Qualche nome dei più famosi critici anonimi? Quelli della Guida Michelin, ovviamente, ma anche quelli di grandi quotidiani come Marina O’Laughlin del The Guardian (ha pubblicato solo una foto di sé con un piatto in faccia), Ruth Reichl che quando va in un ristorante per recensire si traveste, o l'italiano Valerio Massimo Visintin di cui nessuno ha mai visto il volto.
OGNUNO È UN CRITICO
Nel 1979, Tim e Nina Zagat hanno iniziato a compilare classifiche di ristoranti grazie alle opinioni degli utenti (all'inizio solo loro amici), realizzando la prima critica gastronomica in "crowdsourcing". La guida ha iniziato a essere pubblicata annualmente passando da New York ad altre grandi città, particolarmente interessanti dal punto di vista culinario.

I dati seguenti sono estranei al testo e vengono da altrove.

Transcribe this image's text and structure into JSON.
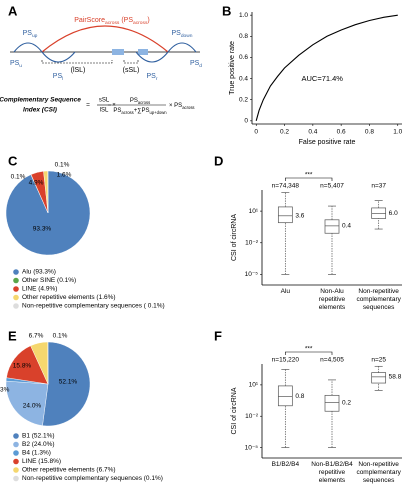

Ma è stato Internet a cambiare davvero le regole. L'instantaneità degli smartphone e la democrazia della rete hanno reso possibile per tutti ricevere recensioni aggiornate, minuto per minuto e morso per morso, dovunque nel mondo. Ma soprattutto hanno reso possibile per tutti scriverle, le recensioni. Il mondo è diventato più piccolo e la cultura gastronomica più grande. Certo, ci sono ancora critichi influenti - specialmente quelli famosi per le recensioni caustiche e feroci - e i programmi televisivi hanno un peso notevole, ma alla fine sono i forum come Yelp e Tripadvisor ad essere sempre consultati. Come capire di quale fidarsi e di quale no? Forse semplicemente andando a istinto: sarà lui, leggendo una recensione anonima online, a dirvi se i gusti e l'approccio al cibo, ma soprattutto l'equilibrio nel dare il proprio giudizio, possono convincervi a provare un ristorante.